Russia's cooperation with its CIS
partners involves: a) formation of joint-stock
companies out of existing industrial facilities
and infrastructure; b) direct investment of
enterprises; c) purchase of property in the CIS
countries; d) transfer of production to the CIS
countries; e) purchase of share capital of
indebted enterprises in the CIS countries; and f)
vertically integrated transnational companies and
bank subsidiaries.
The Eurasian Economic
Community (comprising Russia, Belarus, Kazakhstan,
Uzbekistan, Kyrgyzstan and Tajikistan) has
harmonized about 90% of its import-export duties
and is forming a customs union. It aims at forming
energy, agriculture and currency markets. A
free-trade zone is virtually in existence already.
Russia's parallel efforts in streamlining
the CSTO have also gathered momentum since the
unprecedented meeting of the CSTO Council of
Foreign Ministers and Defense Ministers in Moscow
last November. Bakiev's "strategic defiance" of
the US thus comes as the proverbial last straw
that broke the camel's back. Washington proposes
to force the issues of post-Soviet space.
If Bakiev's authority crumbles in Bishkek,
Kyrgyzstan will fall into the downward-spiraling
vortex of political uncertainties, and all sorts
of tantalizing possibilities may arise, including
installation of a pro-American successor regime.
In such an eventuality, the forthcoming
SCO summit would have to holster its guns. The
CSTO too would look foolish. Moscow would look
indecisive. On the other hand, if Bakiev were to
prove decisive, the Kremlin would be seen as
backing yet another "authoritarian" ruler.
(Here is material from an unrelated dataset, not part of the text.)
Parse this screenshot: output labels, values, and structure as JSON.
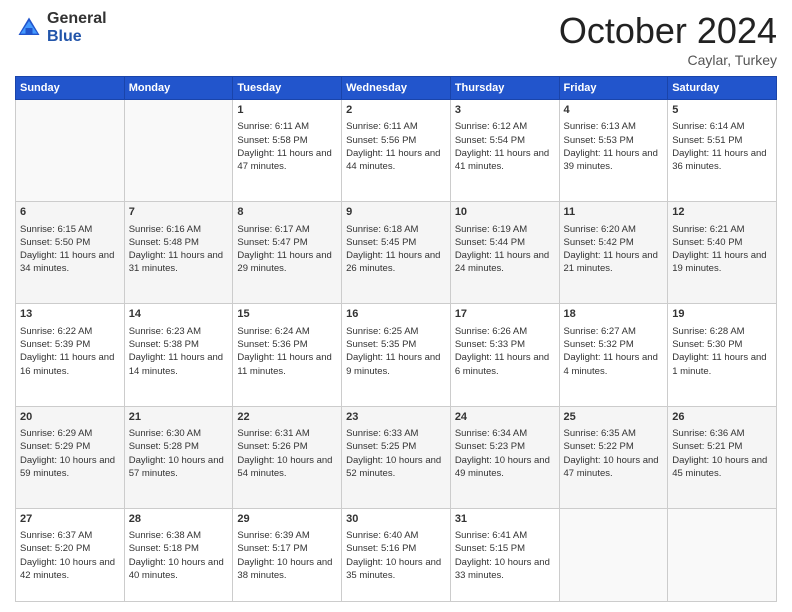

The United States has just notified Russia
that the agenda in the July Group of Eight summit
in St Petersburg ought to include "issues
pertaining to conflicts very close to Russia's
borders", as US Under Secretary of State Nicholas
Burns put it in Moscow on April 19.
But
Washington must factor in yet another possible
outcome of upheaval in Kyrgyzstan. In a statement
at a Senate Select Committee on Intelligence
meeting on February 2, the director of national
intelligence, John Negroponte, said: "In the
worst, if not implausible, case, central authority
in one or more of these states could evaporate as
rival clans or regions vie for power - opening the
door to an expansion of terrorist and criminal
activity on the model of failed states like
Somalia and, when it was under Taliban rule,
Afghanistan ..."
With the White House in
such visible disarray, it is unclear whether
Negroponte is in the loop as regards the United
States' Kyrgyzstan policy.
M K
Bhadrakumar served as a career diplomat in the
Indian Foreign Service for more than 29 years,
with postings including ambassador to Uzbekistan
(1995-98) and to Turkey (1998-2001).